What I’m realizing in the acceptance of a version of this that is nearing the end, is: as long as I keep paying attention, I get to let them feed something back to me in the years to come. I get to observe this magic we made—on fumes at times—bubble up and pour out of them onto the smaller kids so they, too, can re-live it.

All drama aside, the magic didn’t actually die in me that unfortunate year when I was 8 years old. I learned to find it in other ways and they will, too.

They already are.

I’ve had to remind myself multiple times this year, as my kids grow into the age when all our formative trauma happens: these were my stories but theirs aren’t written yet. Their future therapy will uncover ways I screwed them up that I can’t even fathom right now; and they’ll get to work that out in the circle of life on their own poor kids.

The good and bad news is, I can’t really protect them from normal realities like this one.

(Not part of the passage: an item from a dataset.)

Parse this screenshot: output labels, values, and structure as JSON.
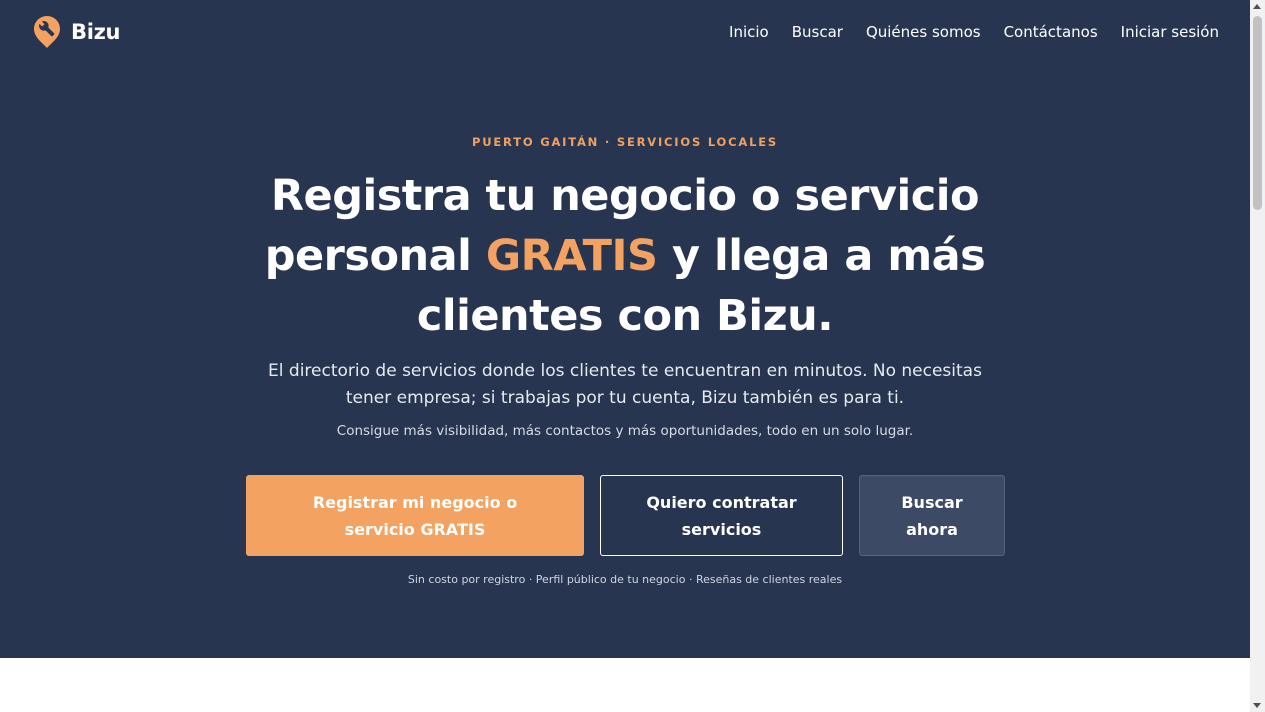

If all I am is their evolving mom, I really do get to calm down and just hug them through it. All I can be is a container for their hearts whether they are whole with magic or broken into a thousand pieces with a hard truth; the same as my mom was while I processed the fiction of a Miracle on 34th Street.

Finding magic in the reality of life is something they will inevitably learn to do because they have to, and I want them to.

Sometimes, we just don’t know yet. We only have a feeling and that’s okay.

Sometimes, it’s even wonderful.

“Next year you never know. For now, Merry Christmas.”